Today, by celebrating the solemn feast of Pentecost, we are commemorating the birthday of the Church. The Church was ‘officially’ inaugurated on this day. The Christian feast of Pentecost has so much connection to the Jewish feast of Shavuot. The Hebrew festival of Shavuot is the Feast of Weeks. Pentecost comes from the Greek word for “fifty” since it occurs fifty days after another great feast, Passover. Shavuot was originally a harvest festival when people took the first fruits in gratitude to God for the land and its produce. The people gratefully remembered that the land was a gift from the Lord.
The Jewish Pentecost was also the day to remember the reception of the Torah (Law of Moses) on Mount Sinai. The new Pentecost happened fifty days after Easter when the Holy Spirit descended upon the Apostles. This time the Pentecost turned out to be an unusual event! It inaugurated a new age that enabled the disciples to preach the Gospel to all nations with courage (Acts 2: 1-13). God was re-creating the events of Mount Sinai in a new way. Humanity has received a new life through the coming of the Holy Spirit. The outpouring of new life with God has no boundaries.
When Jesus ascended to heaven, he commanded his disciples to stay in Jerusalem and pray for the coming of the Holy Spirit. Then the Holy Spirit powerfully descended upon Mother Mary and the Apostles in the Upper Room, who were intensely praying. This new “Baptism in the Holy Spirit” enabled the first Christian community to extinguish the fire of evil by kindling a new flame of divine love in the world. The coming of the Holy Spirit transformed not only the lives of the disciples but everyone willing to listen and accept the Gospel proclaimed by them.

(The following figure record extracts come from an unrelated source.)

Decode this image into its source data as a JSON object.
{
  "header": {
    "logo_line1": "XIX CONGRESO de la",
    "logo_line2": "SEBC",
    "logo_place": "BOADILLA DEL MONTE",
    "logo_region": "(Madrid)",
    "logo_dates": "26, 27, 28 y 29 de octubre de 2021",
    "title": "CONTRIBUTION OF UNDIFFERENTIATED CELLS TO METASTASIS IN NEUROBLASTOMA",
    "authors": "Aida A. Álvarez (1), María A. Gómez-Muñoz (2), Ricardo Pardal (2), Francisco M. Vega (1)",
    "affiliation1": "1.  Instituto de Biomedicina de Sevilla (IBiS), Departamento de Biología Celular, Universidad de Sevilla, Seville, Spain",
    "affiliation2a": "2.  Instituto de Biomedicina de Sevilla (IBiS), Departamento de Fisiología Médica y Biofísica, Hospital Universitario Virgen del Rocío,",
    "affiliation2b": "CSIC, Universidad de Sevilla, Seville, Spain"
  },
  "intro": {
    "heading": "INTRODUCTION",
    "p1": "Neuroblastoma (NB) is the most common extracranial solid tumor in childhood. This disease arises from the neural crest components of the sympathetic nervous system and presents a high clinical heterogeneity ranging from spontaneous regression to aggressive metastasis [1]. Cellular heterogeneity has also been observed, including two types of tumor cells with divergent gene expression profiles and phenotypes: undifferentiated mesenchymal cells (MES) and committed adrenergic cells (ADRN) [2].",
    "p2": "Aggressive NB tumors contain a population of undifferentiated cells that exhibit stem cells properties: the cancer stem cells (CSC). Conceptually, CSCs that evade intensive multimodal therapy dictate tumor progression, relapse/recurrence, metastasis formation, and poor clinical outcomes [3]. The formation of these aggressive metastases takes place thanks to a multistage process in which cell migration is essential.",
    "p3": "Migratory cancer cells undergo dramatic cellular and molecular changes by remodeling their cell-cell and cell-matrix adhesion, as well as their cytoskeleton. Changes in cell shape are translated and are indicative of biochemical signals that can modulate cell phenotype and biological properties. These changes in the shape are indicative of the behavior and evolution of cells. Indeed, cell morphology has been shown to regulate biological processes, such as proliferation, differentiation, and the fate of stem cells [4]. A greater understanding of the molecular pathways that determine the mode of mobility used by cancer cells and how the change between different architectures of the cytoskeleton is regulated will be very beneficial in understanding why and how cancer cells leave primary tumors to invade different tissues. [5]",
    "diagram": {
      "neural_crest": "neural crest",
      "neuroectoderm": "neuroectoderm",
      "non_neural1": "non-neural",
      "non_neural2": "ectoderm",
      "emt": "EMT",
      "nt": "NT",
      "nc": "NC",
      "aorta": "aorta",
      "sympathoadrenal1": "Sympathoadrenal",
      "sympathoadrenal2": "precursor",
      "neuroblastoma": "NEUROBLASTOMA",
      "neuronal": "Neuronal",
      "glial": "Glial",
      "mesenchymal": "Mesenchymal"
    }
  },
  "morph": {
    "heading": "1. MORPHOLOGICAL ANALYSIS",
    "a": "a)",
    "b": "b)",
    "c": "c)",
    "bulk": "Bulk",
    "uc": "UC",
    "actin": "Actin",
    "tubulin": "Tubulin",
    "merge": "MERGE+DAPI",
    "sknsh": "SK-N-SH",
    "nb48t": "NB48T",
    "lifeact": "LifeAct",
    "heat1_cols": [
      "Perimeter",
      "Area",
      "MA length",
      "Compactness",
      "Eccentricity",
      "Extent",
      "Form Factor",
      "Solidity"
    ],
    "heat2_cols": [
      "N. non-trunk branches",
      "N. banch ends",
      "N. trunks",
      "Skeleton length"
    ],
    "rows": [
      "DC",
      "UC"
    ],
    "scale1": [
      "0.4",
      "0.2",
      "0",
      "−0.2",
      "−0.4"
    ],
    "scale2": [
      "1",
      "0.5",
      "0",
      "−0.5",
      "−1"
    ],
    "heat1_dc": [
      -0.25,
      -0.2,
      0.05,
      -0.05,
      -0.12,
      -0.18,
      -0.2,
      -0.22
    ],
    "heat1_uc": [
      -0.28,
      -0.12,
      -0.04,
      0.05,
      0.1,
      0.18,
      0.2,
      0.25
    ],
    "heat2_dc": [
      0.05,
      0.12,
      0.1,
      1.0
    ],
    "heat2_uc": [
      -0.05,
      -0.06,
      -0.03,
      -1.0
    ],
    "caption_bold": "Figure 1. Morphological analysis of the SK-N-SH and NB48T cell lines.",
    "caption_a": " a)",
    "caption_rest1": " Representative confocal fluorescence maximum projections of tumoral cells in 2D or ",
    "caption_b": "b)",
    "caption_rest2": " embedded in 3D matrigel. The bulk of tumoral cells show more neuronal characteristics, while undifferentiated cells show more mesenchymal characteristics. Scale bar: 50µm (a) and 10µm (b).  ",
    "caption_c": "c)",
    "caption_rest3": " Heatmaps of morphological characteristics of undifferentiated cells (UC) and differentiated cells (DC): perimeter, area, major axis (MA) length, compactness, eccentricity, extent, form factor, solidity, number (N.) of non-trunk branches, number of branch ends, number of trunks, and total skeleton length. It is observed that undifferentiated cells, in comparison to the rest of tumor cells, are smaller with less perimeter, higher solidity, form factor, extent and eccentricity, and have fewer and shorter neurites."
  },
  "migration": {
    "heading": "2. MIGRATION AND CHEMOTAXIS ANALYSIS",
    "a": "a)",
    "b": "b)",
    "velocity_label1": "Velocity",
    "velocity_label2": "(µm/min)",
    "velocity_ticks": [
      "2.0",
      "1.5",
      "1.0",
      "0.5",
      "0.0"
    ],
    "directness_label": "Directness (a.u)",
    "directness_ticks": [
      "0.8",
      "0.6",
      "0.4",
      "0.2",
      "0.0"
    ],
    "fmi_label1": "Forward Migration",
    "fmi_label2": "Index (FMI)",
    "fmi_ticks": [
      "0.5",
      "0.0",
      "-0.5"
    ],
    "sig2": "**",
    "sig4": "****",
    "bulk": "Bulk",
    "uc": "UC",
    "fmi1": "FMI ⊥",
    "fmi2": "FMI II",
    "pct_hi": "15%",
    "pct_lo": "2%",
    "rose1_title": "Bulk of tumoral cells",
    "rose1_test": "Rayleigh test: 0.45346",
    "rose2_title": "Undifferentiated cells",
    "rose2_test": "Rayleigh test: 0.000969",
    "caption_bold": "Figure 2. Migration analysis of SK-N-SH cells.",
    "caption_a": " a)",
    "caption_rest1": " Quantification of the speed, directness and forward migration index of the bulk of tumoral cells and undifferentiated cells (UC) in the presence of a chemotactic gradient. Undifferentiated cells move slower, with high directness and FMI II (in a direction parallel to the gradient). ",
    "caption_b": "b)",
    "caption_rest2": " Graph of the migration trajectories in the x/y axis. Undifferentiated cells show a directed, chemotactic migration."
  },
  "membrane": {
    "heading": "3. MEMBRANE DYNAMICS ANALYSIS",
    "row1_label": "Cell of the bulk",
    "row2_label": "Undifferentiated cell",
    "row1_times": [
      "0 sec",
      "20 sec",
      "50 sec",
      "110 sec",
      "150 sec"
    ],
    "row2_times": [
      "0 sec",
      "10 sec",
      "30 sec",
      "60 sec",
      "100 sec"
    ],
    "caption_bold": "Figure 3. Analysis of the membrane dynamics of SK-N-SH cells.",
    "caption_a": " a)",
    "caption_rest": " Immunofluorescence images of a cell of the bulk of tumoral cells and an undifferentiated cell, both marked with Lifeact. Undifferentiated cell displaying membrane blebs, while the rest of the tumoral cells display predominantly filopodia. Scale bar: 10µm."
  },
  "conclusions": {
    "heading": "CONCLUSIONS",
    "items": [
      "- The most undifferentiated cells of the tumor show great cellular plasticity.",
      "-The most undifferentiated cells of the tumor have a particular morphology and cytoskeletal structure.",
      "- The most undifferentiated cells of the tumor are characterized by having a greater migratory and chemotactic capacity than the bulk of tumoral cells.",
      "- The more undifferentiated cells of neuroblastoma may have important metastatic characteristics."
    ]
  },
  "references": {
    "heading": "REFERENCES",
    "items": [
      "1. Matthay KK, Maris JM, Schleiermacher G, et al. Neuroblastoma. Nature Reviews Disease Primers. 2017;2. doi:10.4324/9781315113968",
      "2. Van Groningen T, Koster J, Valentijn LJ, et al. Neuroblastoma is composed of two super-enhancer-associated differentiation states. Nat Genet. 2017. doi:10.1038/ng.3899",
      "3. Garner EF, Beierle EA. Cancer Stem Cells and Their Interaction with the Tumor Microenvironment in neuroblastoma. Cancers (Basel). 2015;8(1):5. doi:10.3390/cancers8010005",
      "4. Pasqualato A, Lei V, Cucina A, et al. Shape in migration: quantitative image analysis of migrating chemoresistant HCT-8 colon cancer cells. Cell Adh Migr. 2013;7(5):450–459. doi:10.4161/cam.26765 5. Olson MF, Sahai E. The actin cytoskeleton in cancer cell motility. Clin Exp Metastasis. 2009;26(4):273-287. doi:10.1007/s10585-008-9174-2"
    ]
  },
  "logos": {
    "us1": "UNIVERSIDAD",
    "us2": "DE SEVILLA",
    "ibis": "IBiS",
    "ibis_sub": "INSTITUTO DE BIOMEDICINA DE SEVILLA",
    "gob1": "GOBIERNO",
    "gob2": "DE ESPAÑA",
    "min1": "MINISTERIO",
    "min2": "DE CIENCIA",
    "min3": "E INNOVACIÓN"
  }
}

The wind and fire that the Holy Spirit brings, have the power to break down all the human barriers against the Good News. In a way, it was a recreation of Moses encountering God on Mount Sinai. The new burning bush, the Holy Spirit, powerfully transforms all those who are encountering the New Law. In the Acts of the Apostles, we read: “There appeared to them tongues as of fire… and they were all filled with the Holy Spirit” (Acts 2: 3-4). In Greek Mythology, the god Prometheus who loved human beings had to steal fire from heaven to make them civilized. But here at Pentecost, God who unconditionally loves each one of us, freely and abundantly outpours the real fire of the Holy Spirit, to make us children of God. In the Old Testament, at Babel, different languages created chaos and disharmony, but at Pentecost, language became a means to unite man when everyone understood the language spoken by the Apostles. It is the new language of love proclaimed by Jesus which unites and transforms humanity.
The original and true face of the Church is visible in Pentecost. We need to follow and imitate this Church by rekindling our lives with the flame of the Holy Spirit. The Apostles, carried this divine flame to the ends of the earth, speaking the love of God, a language everyone understood. They cooperated with God to renew the face of the earth in the Holy Spirit. This is the opposite of the fire of bombs, wars, and quarrels which we see in the present world. The fire of the Holy Spirit does not destroy humanity but rebuilds into better persons in God’s love. The Church must be willing to renew itself with a new Pentecost. The Spirit of God is always at work as there is no Church without a Pentecost. Our Christian life must be constantly filled with the outpouring of the Holy Spirit. Let us pray that God may breathe his life, the Holy Spirit, into our souls so that we may transform this world for God.